For one thing, CVS absolutely had to get its financing done, and ended up paying to do so - as much as 18bp in concession over where comparables were trading.

Moreover, at a time when US regulators and even President Trump have not been shy about shooting mergers down, CVS laid on an extra investor-friendly redemption provision.

It sold some of the nine-tranche deal at a discount, while still undertaking to buy those bonds back at 101 if the merger doesn’t happen.

But rather than clearing the way for other borrowers, CVS may instead have emboldened investors to seek similar concessions on other trades.

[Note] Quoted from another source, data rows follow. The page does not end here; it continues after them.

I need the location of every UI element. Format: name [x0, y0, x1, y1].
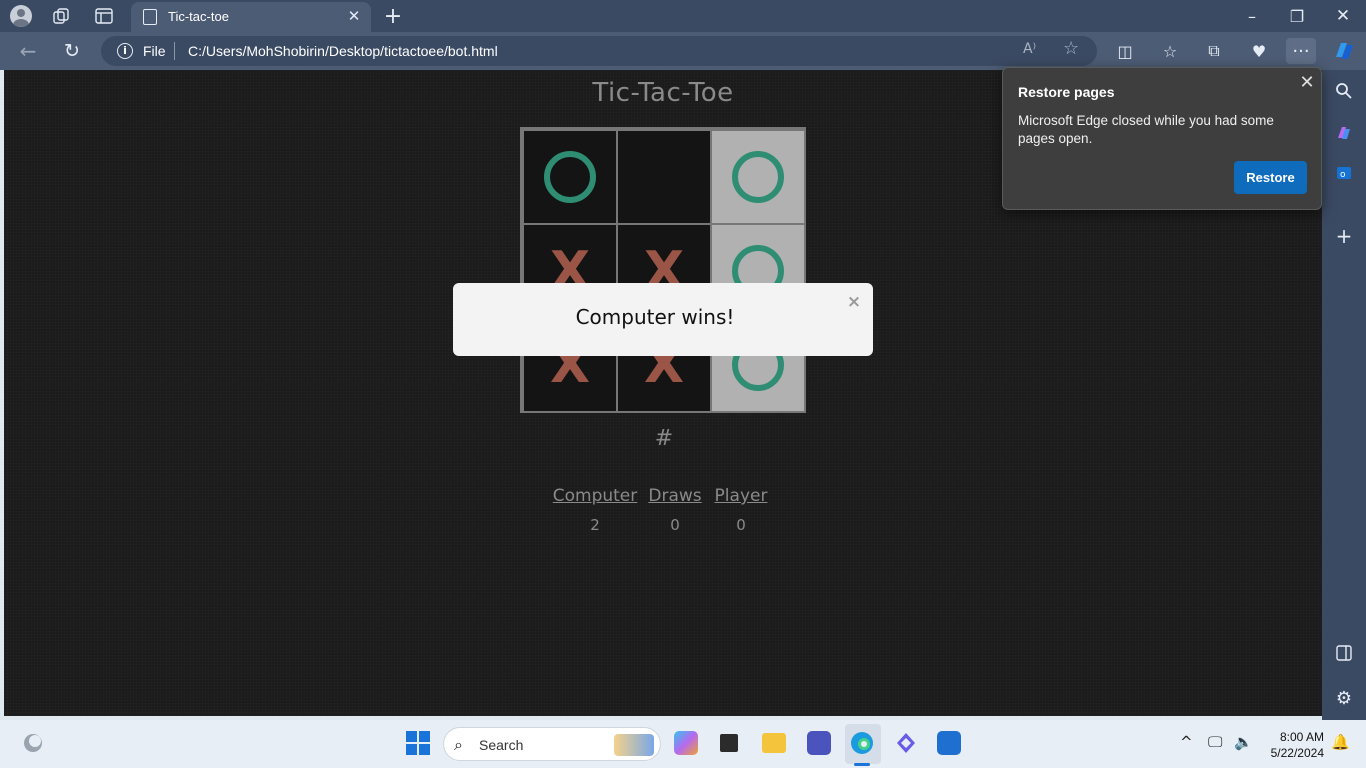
- board-cell[interactable]: [524, 131, 616, 223]
- search-icon: ⌕: [454, 735, 463, 754]
- volume-icon[interactable]: 🔈: [1234, 733, 1253, 751]
- score-player: Player 0: [713, 486, 769, 534]
- active-app-indicator: [854, 763, 870, 766]
- taskbar-search[interactable]: ⌕ Search: [443, 727, 661, 761]
- file-explorer-icon[interactable]: [759, 727, 789, 759]
- profile-button[interactable]: [8, 4, 34, 28]
- restore-pages-popup: Restore pages Microsoft Edge closed whil…: [1002, 67, 1322, 210]
- score-label: Computer: [552, 486, 638, 506]
- address-scheme: File: [143, 43, 166, 59]
- board-cell[interactable]: [712, 131, 804, 223]
- edge-taskbar-icon[interactable]: [847, 727, 877, 759]
- close-tab-icon[interactable]: ✕: [345, 7, 363, 25]
- outlook-icon[interactable]: o: [1331, 160, 1357, 186]
- search-label: Search: [479, 737, 524, 753]
- minimize-button[interactable]: –: [1240, 4, 1264, 28]
- start-button[interactable]: [403, 727, 433, 759]
- score-value: 0: [670, 516, 680, 534]
- tab-tic-tac-toe[interactable]: Tic-tac-toe ✕: [131, 2, 371, 32]
- tab-title: Tic-tac-toe: [168, 9, 229, 24]
- result-message: Computer wins!: [575, 305, 735, 329]
- reset-game-icon[interactable]: #: [649, 426, 679, 452]
- favorites-button[interactable]: ☆: [1157, 38, 1183, 64]
- page-icon: [143, 9, 157, 25]
- copilot-app-icon[interactable]: [891, 727, 921, 759]
- copilot-button[interactable]: [1330, 37, 1358, 65]
- score-draws: Draws 0: [645, 486, 705, 534]
- score-computer: Computer 2: [552, 486, 638, 534]
- clock-time: 8:00 AM: [1279, 730, 1324, 744]
- new-tab-button[interactable]: +: [381, 4, 405, 29]
- restore-title: Restore pages: [1018, 84, 1115, 100]
- hide-sidebar-icon[interactable]: [1331, 640, 1357, 666]
- show-hidden-icons[interactable]: ^: [1180, 733, 1193, 751]
- settings-more-button[interactable]: ···: [1286, 38, 1316, 64]
- collections-button[interactable]: ⧉: [1201, 38, 1227, 64]
- search-icon[interactable]: [1331, 78, 1357, 104]
- add-favorite-icon[interactable]: ☆: [1063, 38, 1079, 59]
- maximize-button[interactable]: ❐: [1285, 4, 1309, 28]
- board-cell[interactable]: [618, 131, 710, 223]
- workspaces-button[interactable]: [50, 6, 72, 26]
- browser-essentials-button[interactable]: ♥: [1246, 38, 1272, 64]
- o-mark-icon: [544, 151, 596, 203]
- close-popup-icon[interactable]: ✕: [1298, 72, 1316, 93]
- back-button[interactable]: ←: [16, 37, 40, 65]
- split-screen-button[interactable]: ◫: [1112, 38, 1138, 64]
- address-url[interactable]: C:/Users/MohShobirin/Desktop/tictactoee/…: [188, 43, 498, 59]
- copilot-taskbar-icon[interactable]: [671, 727, 701, 759]
- game-board: XXXX: [520, 127, 806, 413]
- tab-actions-button[interactable]: [93, 6, 115, 26]
- score-label: Draws: [648, 486, 702, 506]
- o-mark-icon: [732, 151, 784, 203]
- restore-message: Microsoft Edge closed while you had some…: [1018, 113, 1274, 146]
- reload-button[interactable]: ↻: [60, 37, 84, 65]
- teams-icon[interactable]: [804, 727, 834, 759]
- restore-button[interactable]: Restore: [1234, 161, 1307, 194]
- weather-widget-icon[interactable]: [18, 727, 48, 759]
- score-label: Player: [714, 486, 768, 506]
- store-icon[interactable]: [934, 727, 964, 759]
- tab-actions-icon: [95, 8, 113, 24]
- search-highlight-icon: [614, 734, 654, 756]
- workspaces-icon: [53, 8, 69, 24]
- clock-date: 5/22/2024: [1270, 746, 1324, 760]
- copilot-icon: [1336, 43, 1353, 59]
- svg-text:o: o: [1340, 170, 1346, 180]
- info-icon[interactable]: i: [117, 43, 133, 59]
- network-icon[interactable]: 🖵: [1208, 733, 1222, 751]
- game-title: Tic-Tac-Toe: [592, 78, 734, 108]
- copilot-sidebar-icon[interactable]: [1331, 120, 1357, 146]
- task-view-icon[interactable]: [714, 727, 744, 759]
- score-value: 0: [736, 516, 746, 534]
- taskbar-clock[interactable]: 8:00 AM 5/22/2024: [1262, 729, 1324, 761]
- add-sidebar-app-icon[interactable]: +: [1331, 223, 1357, 249]
- close-modal-icon[interactable]: ×: [846, 294, 862, 311]
- score-value: 2: [590, 516, 600, 534]
- windows-logo-icon: [406, 731, 430, 755]
- close-window-button[interactable]: ✕: [1331, 4, 1355, 28]
- address-bar[interactable]: i File C:/Users/MohShobirin/Desktop/tict…: [101, 36, 1097, 66]
- address-separator: [174, 42, 175, 60]
- notifications-icon[interactable]: 🔔: [1331, 733, 1350, 751]
- profile-icon: [10, 5, 32, 27]
- sidebar-settings-icon[interactable]: ⚙: [1331, 685, 1357, 711]
- read-aloud-icon[interactable]: A⁾: [1023, 41, 1036, 57]
- result-modal: Computer wins! ×: [453, 283, 873, 356]
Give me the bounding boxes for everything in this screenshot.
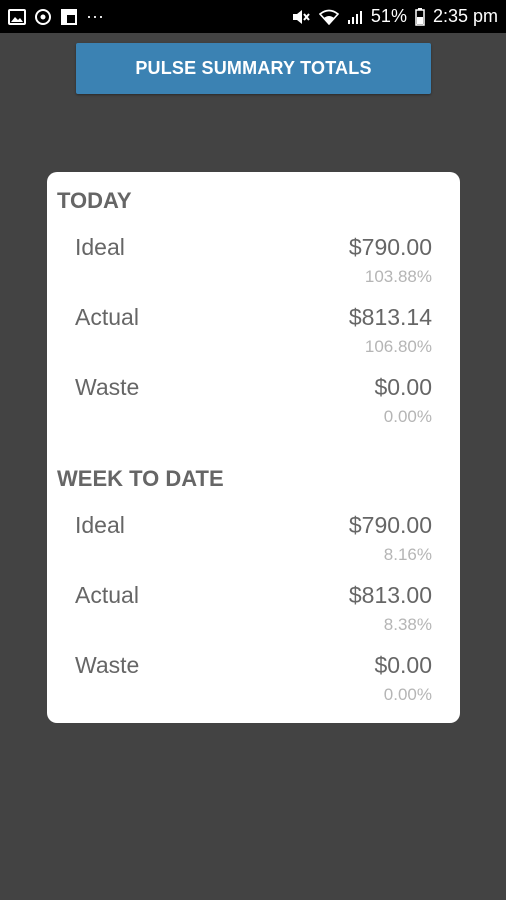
pulse-summary-totals-button[interactable]: PULSE SUMMARY TOTALS — [76, 43, 431, 94]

“Given the amount of issuance and pricing on CVS, most investors are now asking for concessions to make sure deals perform well enough,” one buyside source said.

SENTIMENT SHIFT

Campbell Soup opted not to follow CVS’s lead, and investors fought back - Campbell did not tighten six of its seven tranches, and the 30-year actually widened.

Of course the two trades were wildly different.

For CVS, the market was abuzz with talk about the underlying vertical integration with Aetna and a new paradigm in American healthcare.

The Campbell bond was helping finance the venerable tinned soup company’s purchase of a salty snacks maker, Snyder’s-Lance, at a time when US tastes are shifting rapidly.

“As volatility has ticked up, there is more focus on how tight spreads are and the prospects for return,” said Kathleen Gaffney, director of diversified fixed income at Eaton Vance.

McDonald’s had little trouble selling a US$1.5bn trade on Wednesday that was nearly four times covered - but it still had to pay a 9bp concession on the 10-year tranche.

Meanwhile several would-be issuers stood down this week, trying to get the lay of the land before dipping their toes in the water.

“Concessions are elevated,” said yet another syndicate banker. “Performance has been poor - and more than a handful of trades haven’t got to their desired size.”